Force, E. R., 2017, Seismic environments of prehistoric settlements in northern Mesopotamia: a review of current knowledge:  Bulletin of the American Schools of Oriental Research v, 378, p. 55-69.

Guler, M., Celik, B, and Guler, G., 2012, New pre-pottery Neolithic settlements from the Veransehir district:  Anatolia v. 38, p. 164-180.

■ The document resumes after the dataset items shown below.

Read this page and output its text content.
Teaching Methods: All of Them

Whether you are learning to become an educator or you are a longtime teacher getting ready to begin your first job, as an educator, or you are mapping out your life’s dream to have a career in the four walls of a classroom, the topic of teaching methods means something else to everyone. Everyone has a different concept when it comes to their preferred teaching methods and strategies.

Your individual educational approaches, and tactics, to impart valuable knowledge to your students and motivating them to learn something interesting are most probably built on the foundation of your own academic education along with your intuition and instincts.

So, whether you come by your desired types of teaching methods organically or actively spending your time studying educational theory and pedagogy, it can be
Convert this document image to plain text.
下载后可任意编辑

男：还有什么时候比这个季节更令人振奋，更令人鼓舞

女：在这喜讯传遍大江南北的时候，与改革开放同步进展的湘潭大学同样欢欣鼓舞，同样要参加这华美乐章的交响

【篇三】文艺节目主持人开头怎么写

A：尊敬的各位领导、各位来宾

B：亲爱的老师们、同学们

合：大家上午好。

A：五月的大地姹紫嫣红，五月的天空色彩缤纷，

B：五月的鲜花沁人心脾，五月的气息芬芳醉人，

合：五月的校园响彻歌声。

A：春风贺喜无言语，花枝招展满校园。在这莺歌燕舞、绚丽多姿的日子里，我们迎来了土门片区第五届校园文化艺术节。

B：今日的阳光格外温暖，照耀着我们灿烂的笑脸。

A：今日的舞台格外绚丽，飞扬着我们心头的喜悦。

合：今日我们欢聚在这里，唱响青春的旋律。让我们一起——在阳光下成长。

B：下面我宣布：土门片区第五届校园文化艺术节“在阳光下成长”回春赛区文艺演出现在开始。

Raphael, K., 2010, The impact of the 1157 and 1170 earthquakes on Crusader-Muslim politics and military affairs, in Ancient Earthquakes:  Geological Society of America Special Paper 471, p. 59-66.

Sbeinati, M. R., Darawcheh, R., and Mouty, M., 2005, The historical earthquakes of Syria:  Annals of Geophysics v. 48, p. 347-435.

Schmidt, K., 2001, Gobeki Tepe, southeastern Turkey. a preliminary report on the 1995-1999 excavations:  Paleoorient v. 26, p. 45-54.

Selcuk, A. S., and Gokten, Y. E., 2012, Neotectonic characteristics of the Inonu-Eskisehir fault system in the Kaymaz (Eskisehir) region:  influence on the development of the Mahmudiye-Cifteler-Emirdag Basin:  Turkish Journal of Earth Sciences v. 21, p. 521-545.

Tsapanos, T. M., Leventakis, G.-A., Koravos, G. Ch., Tatsiopoulos, G. A., and Sertaridou, I. Ch., 2005, Seismic hazard and seismic risk analysis in Turkey deduced from mixed files: Journal of Balkan Geophysical Society, v. 8, p. 89-98.